Value Your Work
/I've essentially been self-employed for the past 2.5 years. For 17 years I worked full time and received a stable, consistent paycheck from my employer. I worked on a team with dozens of others. I went into an office, had hallway conversations, and contributed to a meaningful vision. I hired and lead an extraordinary team of passionate, difference makers. I had an administrative assistant who I miss constantly (Jen, you're the best).
But these past couple years have been different. Yes, I've contracted with a few organizations that mean a lot to me and allow me to creatively use my gifts. But I went from contributing to a larger ecosystem to a very different reality.
The work I've done through my personal networks and connections has been hard for me. I've made it hard. I've questioned whether the value I can provide is worth their resources. I've been insecure about inviting people to hire me to speak and coach them. I've wondered if I am really worth my clients' commitment and trust. I've struggled with being out of my main domain (the church world) and doing my work somewhat independent from it. I've doubted my ability as an entrepreneur. I've found myself shrinking back just a bit when I negotiate a contract fee or request a higher honorarium. I've hustled and sweat to the point of exhaustion because of how I've made this hard.
And yet...for the past 2.5 years I have done it. And done it successfully. It's provided for my family in pretty remarkable ways. It's given me opportunities to speak, coach, travel, endorse, support, and work with unbelievable people all over the world. I have seen leaders blast through mental barriers, break lies that plague their thinking, significantly grow their ministries through disciplined attention, and find joy in their present again. I have worked in my PJs in my home office, spoken to thousands on big stages, made hundreds of coaching calls, traveled tens of thousands of miles flying coast-to-coast and once internationally. The past couple years have been some of the most difficult, lonely, life-giving, faith-building, and stretching years of work I've ever had. It's left me breathless and humbled. And it's left me wondering if I should continue this path or explore another way.

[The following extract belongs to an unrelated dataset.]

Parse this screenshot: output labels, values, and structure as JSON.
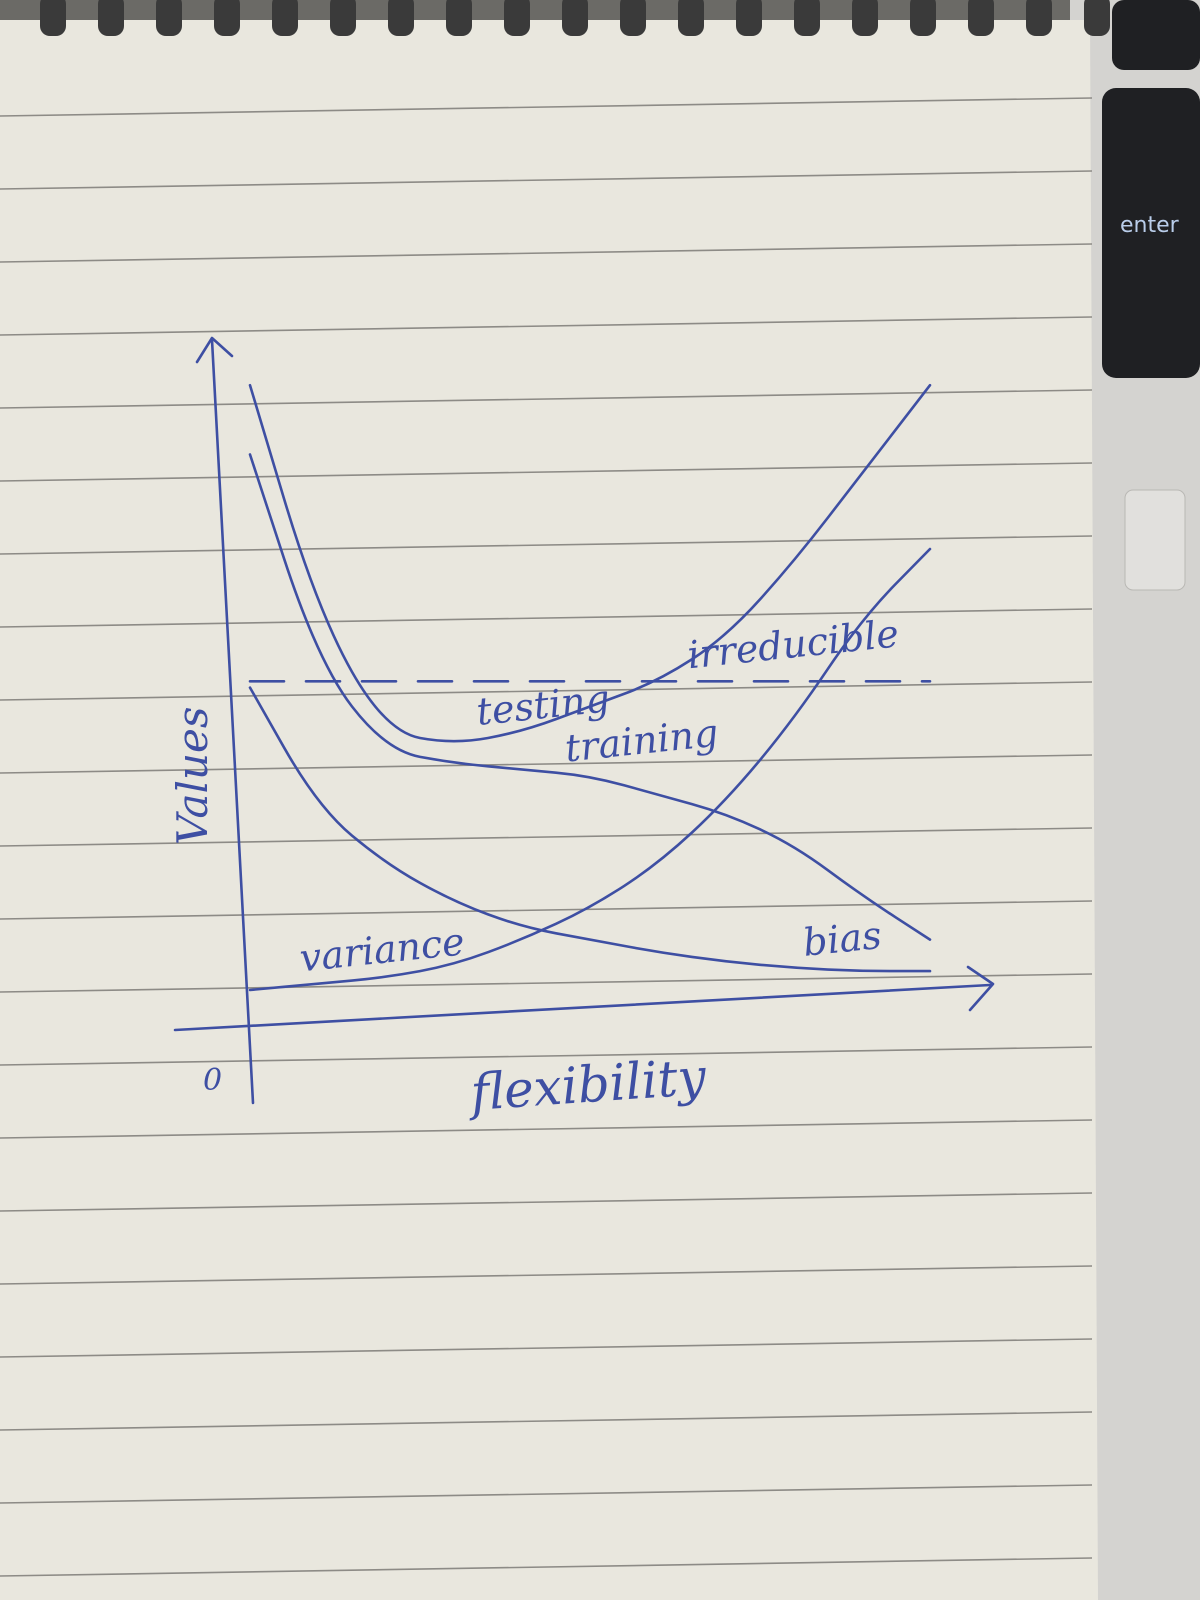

This post by Michael Hyatt was so validating and helpful for me to get over myself and grow in my courage to charge a fair cost for what I do. The work I do now is meaningful, and it is my work. It's how I continue to provide for my family today and into the future. It's how I value myself and the nearly 20 years of leadership and ministry that's lead me to this point. It's how I'm deliberating making choices to steward my gifts and add the most value to the world around me.
The truth is...I'm good at what I do.
I'm an excellent coach, a dynamic speaker, a passionate developer, a creative thinker, and a quality author. And so, I am continuing on in this work. And I will straighten my shoulders, hustle less, honor more, lift my head and eyes up to the One who's gifted me and called me to uniquely contribute to the Kingdom in this year.
On that note, I'd love to talk with you about how I can speak for an upcoming retreat or training. And I'd love to consider with you how coaching may be exactly what you need next.
Maybe you need to hear these words today, too. Maybe my story and Michael Hyatt's words will trigger something for you so you can take it to the next level and stop hiding behind the hard and excuses. Value your work. You are worth it.